Joël Soler - 50 jours dans les geoles turques
Après 50 jours passés dans la prison de Maltepe à Istanbul, l’un des pires centres d’incarcération turcs, et deux mois et demi en résidence, le réalisateur français Joël Soler a été autorisé le 29 janvier 2021 à quitter le territoire. Joël Soler était en repérage en Turquie dans le cadre de sa prochaine série documentaire consacrée à l’histoire des Rois mages ! Un film si différent de ses réalisations précédentes, qu’il n’imaginait pas un instant vivre le calvaire qui s’annonçait. Mieux, il espérait enfin que ce thème sur les Rois d’Orient lui assurerait une tranquillité ! Documentariste reconnu, Joël Soler s’est attaché ces 15 dernières années à réaliser des documentaires sur le terrorisme et les dictatures : Uncle Saddam (HBO/TF1), Bin Laden, Dynasty of Terror ou encore la série Despot Housewives (Canal +/France Télévision).
Le 30 septembre, alors qu’il s’apprête à prendre son vol pour Paris, Joël Soler est une première fois arrêté et interrogé par la police des frontières à propos d’une pierre achetée sur un marché. Après plusieurs heures d’interrogatoire et l’expertise de cette dernière, la police turque reconnaît qu’elle ne présente aucune valeur patrimoniale et archéologique. Joël est alors autorisé à prendre son avion. Alors qu’il est installé à bord du vol pour Londres, la police turque lui demande de descendre et de la suivre. S’ensuit alors un long interrogatoire essentiellement basé sur son travail, ses films et sur l’objet de son repérage en Turquie. Après plusieurs heures, on lui signifie sa mise en détention et le transfert à la prison de Maltepe, de triste réputation. Il y passera alors 50 jours. 50 jours durant lesquels, il affirme n’avoir eu aucun contact avec le consulat français pourtant prévenu de son incarcération. Joël est libéré le 19 novembre 2020, puis interdit de quitter la Turquie pendant deux mois et demi. Son procès s’est tenu le 28 janvier 2021, il en sortira libre avec l’autorisation de quitter le pays.
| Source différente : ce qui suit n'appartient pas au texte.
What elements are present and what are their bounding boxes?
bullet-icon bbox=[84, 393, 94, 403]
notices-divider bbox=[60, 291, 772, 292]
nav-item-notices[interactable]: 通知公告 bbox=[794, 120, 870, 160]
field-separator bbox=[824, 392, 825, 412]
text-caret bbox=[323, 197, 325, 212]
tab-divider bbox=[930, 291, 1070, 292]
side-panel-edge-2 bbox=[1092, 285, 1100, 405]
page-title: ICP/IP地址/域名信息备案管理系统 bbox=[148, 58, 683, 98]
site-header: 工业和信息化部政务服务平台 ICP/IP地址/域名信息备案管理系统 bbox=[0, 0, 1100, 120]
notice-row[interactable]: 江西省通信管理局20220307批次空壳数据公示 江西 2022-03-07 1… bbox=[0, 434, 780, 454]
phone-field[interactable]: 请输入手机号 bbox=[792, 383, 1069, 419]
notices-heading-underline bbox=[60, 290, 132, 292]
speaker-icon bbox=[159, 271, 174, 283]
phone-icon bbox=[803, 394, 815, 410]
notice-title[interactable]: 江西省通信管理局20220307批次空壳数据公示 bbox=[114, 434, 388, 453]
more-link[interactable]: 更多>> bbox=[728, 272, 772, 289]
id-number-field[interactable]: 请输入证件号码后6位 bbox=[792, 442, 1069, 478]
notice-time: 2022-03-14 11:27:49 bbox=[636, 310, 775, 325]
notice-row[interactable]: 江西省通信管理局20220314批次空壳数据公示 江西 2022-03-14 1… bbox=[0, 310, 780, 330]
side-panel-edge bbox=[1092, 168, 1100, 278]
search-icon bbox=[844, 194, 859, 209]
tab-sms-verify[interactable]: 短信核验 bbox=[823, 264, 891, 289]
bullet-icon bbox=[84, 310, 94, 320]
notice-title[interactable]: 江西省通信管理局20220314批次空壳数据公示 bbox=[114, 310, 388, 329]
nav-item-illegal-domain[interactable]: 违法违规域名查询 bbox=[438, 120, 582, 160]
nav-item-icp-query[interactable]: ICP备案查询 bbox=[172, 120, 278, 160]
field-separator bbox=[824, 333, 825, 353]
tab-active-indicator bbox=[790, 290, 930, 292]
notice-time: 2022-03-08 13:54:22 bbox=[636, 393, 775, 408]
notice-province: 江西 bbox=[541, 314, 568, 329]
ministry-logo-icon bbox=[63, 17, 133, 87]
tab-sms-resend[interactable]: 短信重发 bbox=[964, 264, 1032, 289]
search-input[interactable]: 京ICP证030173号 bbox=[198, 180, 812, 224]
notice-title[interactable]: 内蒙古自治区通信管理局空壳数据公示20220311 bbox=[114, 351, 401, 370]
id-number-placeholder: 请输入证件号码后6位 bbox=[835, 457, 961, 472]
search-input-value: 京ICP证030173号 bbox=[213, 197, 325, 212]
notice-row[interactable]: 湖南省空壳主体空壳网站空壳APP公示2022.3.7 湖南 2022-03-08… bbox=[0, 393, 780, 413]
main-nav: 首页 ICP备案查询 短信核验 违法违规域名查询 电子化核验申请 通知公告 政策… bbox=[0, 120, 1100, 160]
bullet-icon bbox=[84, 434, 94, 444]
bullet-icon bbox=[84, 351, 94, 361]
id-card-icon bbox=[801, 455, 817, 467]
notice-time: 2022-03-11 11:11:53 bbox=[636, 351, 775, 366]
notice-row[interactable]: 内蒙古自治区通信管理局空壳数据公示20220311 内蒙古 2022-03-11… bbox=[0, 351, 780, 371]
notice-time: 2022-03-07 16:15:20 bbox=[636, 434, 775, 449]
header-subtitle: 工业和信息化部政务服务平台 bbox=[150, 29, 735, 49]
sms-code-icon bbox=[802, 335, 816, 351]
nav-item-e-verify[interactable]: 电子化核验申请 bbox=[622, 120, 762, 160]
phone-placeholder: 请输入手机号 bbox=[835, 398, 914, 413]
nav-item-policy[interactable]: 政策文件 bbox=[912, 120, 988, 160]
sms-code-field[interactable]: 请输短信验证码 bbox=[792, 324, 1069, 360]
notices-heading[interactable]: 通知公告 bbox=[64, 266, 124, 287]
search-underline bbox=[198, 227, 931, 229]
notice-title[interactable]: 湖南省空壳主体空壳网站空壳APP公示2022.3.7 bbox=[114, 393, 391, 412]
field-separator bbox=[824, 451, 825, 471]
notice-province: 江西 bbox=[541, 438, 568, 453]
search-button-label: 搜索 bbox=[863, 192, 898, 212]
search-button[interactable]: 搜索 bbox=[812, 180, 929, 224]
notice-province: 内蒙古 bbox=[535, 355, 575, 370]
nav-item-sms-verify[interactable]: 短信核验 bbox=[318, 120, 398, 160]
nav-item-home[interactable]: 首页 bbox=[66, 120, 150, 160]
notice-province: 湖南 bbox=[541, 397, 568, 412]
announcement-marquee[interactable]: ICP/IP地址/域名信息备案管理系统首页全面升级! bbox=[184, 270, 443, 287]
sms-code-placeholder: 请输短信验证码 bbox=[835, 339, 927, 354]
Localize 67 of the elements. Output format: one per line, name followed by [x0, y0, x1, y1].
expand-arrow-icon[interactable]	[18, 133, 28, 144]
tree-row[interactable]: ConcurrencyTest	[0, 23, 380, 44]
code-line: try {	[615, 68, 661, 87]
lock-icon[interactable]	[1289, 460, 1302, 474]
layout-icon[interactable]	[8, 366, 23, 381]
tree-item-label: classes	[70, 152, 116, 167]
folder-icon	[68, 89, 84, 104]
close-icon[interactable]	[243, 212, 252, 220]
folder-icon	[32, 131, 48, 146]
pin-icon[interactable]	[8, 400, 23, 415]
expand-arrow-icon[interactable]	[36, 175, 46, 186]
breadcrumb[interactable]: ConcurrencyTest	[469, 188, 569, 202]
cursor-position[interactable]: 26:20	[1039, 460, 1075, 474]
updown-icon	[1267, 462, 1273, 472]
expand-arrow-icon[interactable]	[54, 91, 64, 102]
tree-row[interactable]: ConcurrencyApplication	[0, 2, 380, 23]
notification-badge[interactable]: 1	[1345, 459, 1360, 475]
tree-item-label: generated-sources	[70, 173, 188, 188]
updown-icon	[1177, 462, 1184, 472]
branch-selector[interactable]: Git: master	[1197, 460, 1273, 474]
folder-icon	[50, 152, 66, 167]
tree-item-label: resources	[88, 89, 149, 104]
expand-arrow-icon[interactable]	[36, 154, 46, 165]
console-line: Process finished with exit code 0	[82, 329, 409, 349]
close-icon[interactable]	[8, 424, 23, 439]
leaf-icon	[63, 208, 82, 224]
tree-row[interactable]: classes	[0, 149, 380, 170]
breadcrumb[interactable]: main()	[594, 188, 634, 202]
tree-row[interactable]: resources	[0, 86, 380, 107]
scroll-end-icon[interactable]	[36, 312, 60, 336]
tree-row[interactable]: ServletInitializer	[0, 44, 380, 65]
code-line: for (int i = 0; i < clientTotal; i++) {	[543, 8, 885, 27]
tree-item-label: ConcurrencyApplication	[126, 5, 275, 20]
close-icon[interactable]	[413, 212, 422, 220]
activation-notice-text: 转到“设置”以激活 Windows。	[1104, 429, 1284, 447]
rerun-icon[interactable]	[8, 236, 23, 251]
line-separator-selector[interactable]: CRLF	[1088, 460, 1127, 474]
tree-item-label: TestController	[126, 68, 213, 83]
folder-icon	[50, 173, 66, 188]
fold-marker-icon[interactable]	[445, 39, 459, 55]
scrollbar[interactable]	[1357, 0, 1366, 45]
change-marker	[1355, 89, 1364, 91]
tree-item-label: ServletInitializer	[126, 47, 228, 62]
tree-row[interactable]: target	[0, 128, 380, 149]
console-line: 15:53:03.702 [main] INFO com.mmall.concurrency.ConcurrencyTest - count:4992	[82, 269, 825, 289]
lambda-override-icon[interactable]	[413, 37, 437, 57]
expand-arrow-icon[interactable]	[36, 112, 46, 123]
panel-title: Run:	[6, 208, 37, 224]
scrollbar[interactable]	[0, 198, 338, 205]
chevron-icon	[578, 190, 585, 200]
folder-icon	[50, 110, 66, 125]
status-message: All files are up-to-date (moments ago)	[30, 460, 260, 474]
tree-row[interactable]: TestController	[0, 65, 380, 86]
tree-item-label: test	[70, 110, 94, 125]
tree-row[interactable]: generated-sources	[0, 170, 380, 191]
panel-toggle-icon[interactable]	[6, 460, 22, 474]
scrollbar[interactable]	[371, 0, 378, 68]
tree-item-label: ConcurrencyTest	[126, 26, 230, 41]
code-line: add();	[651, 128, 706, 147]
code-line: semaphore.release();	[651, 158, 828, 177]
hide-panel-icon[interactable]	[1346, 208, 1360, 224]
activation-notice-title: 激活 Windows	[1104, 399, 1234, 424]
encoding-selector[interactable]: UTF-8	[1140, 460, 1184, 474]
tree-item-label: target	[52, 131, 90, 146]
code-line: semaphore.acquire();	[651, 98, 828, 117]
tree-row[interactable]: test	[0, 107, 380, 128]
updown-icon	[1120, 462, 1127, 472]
Sans contact avec les autorités françaises, atteint du Covid contracté en cellule, souffrant de dermatoses importantes, malmené, battu par ses codétenus, Joël a passé 50 jours en enfer. Un Midnight express difficile à imaginer. Pour lui, il ne fait aucun doute, les autorités turques n’ont jamais cru en sa version d’un documentaire sur l’histoire des Rois mages : « J’ai été clairement l’otage du régime Erdogan dont l’objectif était de m’intimider pour ne pas faire un film sur la dictature la plus brutale aux portes de l’Europe », a-t-il déclaré à son retour à Paris.
Joël Soler est adhérent de la Garrd – Guilde des Auteurs Réalisateurs de Reportages et Documentaires – et à ce titre notre syndicat s’interroge : les dispositions consulaires ont-elles bien été mises en place ? Un fait est certain, Joël Soler affirme n’avoir jamais eu de contact avec le consulat durant sa détention. A-t-il été sacrifié à l’aune des relations diplomatiques franco-turques ? Elle s’alarme du non-respect de la convention de Genève lors de cette détention. Elle s’inquiète également de la non-protection dont sont victimes les réalisateurs qui de par leur statut n’ont pas accès à la carte de presse. Un sésame qui peut aider nos consœurs et confrères travaillant dans des pays où la démocratie n’est pas un des piliers majeurs.
Pour finir, la Garrd s’inquiète du silence abyssal durant sa détention, de la société de production avec laquelle Joël Soler travaillait sur son film. A ce sujet, la Garrd dénonce depuis sa création le risque que représente l’absence de lien contractuel entre le producteur et l’auteur, dans l’étape de développement des documentaires. Il est grand temps de sortir de l’informel, car l’absence de contrat représente, outre le risque financier, un risque quant à la sécurité et l’intégrité physique et psychologique de l’auteur, comme le prouve la morale de cette histoire. Par ailleurs, la Garrd s’étonne des propos tenus par la porte-parole du ministère des Affaires étrangères, qui déclarait suite à la détention de Joël : « En matière de protection consulaire, nous avons fait le maximum » ! Des propos plus que surprenants. La Garrd demande qu’une enquête administrative soit ouverte. D’autre part, elle attend du ministère de la Culture que des solutions soient trouvées afin que les réalisateurs indépendants, sans lien contractuel, ni rédaction à leurs côtés, puissent demain exercer convenablement leur métier et être à ce titre préservés. Aujourd’hui, atteint de stress post traumatique, Joël essaie de reprendre le fil de sa vie.